Katie Kraushaar and I are currently collaborating on an article for hopeful publication in an upcoming issue of Voices from the Middle. The article is about the benefits of English teachers writing alongside their students. In the spirit of the article, I thought I would post my most recent piece of classroom writing. It’s a draft of a narrative scene (a short, self-contained scene of fiction/literary non-fiction with a beginning, middle, and end). We chose to focus on scene-setting, dialogue, participial phrases, and different types of leads. As a wannabe essayist, I’ve never spent much time with fiction. Posting this scene reminds me of the trepidation of viewership and disclosure that many of my students feel when I ask them to “share out.”
“Attention all teachers. Due to the increased amount of substitutes in the building today, will any and all available teachers please report to the cafeteria to assist with lunch.”
Mr. Samuels ground the heels of his marker-stained palms into his eyes, an oddly pleasurable feeling considering the backs of his eyelids felt like sandpaper. Sighing, he turned his attention to the stacks of notebooks on top of his desk. The ones sitting right next to yesterday’s Lord of the Flies quizzes and behind a pile of random folders from last week’s evaluations. He was in no rush to complete the work. Now that he no longer had to pick up his wife after work, he had the entire afternoon and evening to get things done.
His mind wandered through his memories, stopping to examine the images of his wife he’d stored there. The two of them chatting about their day. Standing next to each other and chopping up vegetables for dinner. They’d walk the dog together, read together, and close their eyes together as they drifted off to sleep every night.
But that was before the heart attack. After his wife collapsed on the floor one night, she had to be rushed to the hospital. The doctors told Mr. Samuels that his wife had a previously unrecognized congenital heart condition and wouldn’t last long. After that, he’d enjoyed stopping by the hospital after work, surprising her with fresh roses and peanut M&Ms, her favorite candy. As the school year went on, however, it became harder for Mr. Samuels to get away. Meetings with administrators, sit-downs with parents, and endless paperwork kept him chained to his desk.

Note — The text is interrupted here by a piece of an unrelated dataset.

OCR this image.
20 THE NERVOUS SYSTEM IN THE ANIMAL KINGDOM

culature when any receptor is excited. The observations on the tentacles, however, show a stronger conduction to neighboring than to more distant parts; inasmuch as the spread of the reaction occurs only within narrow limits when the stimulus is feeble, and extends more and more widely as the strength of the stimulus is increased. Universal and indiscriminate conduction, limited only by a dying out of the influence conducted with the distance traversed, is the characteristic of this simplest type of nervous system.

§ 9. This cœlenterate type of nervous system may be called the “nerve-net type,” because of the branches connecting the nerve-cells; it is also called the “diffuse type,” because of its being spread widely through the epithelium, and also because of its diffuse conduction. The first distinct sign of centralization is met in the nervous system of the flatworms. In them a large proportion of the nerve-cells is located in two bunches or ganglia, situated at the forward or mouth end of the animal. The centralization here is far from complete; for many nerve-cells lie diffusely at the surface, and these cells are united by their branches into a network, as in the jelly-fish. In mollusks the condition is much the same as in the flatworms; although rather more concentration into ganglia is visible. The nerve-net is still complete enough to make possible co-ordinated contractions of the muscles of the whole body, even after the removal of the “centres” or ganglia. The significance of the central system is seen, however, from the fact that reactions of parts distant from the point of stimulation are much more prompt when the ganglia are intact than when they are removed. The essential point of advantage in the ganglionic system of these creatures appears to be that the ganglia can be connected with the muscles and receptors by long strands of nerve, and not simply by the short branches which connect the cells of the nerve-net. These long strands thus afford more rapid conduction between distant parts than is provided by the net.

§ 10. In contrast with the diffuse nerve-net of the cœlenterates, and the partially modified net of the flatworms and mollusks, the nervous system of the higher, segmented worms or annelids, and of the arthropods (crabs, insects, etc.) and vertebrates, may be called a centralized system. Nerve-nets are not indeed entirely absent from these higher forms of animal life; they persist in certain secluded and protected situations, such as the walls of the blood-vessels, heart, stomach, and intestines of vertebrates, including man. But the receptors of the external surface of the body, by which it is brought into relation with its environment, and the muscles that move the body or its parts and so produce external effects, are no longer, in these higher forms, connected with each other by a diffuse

The day before her release, Mr. Samuels received a voicemail. “Mr. Samuels? Hi, yes, this is Dr. Aikan from First Baptist Hospital. Your wife has suffered another heart attack. Please come as soon as you can.” The worst part about all of this was that he didn’t get the voicemail until after her passing. He had been stuck in another meeting when it happened.
Ever since then, everything had changed. Mr. Samuels had started staying at school later and later, throwing himself into his work in order to keep away thoughts of his wife’s death. After a couple of months, he was spending every night in his classroom. Tonight, he realized surveying the paper explosion that was his desk, would be no different.
Later that evening, Mr. Samuels wrapped himself up in the sleeping bag his wife had purchased for him during their final Christmas together. In his dreams, he slowly drowned underneath an endless tide of notebooks, lessons, and a flatline.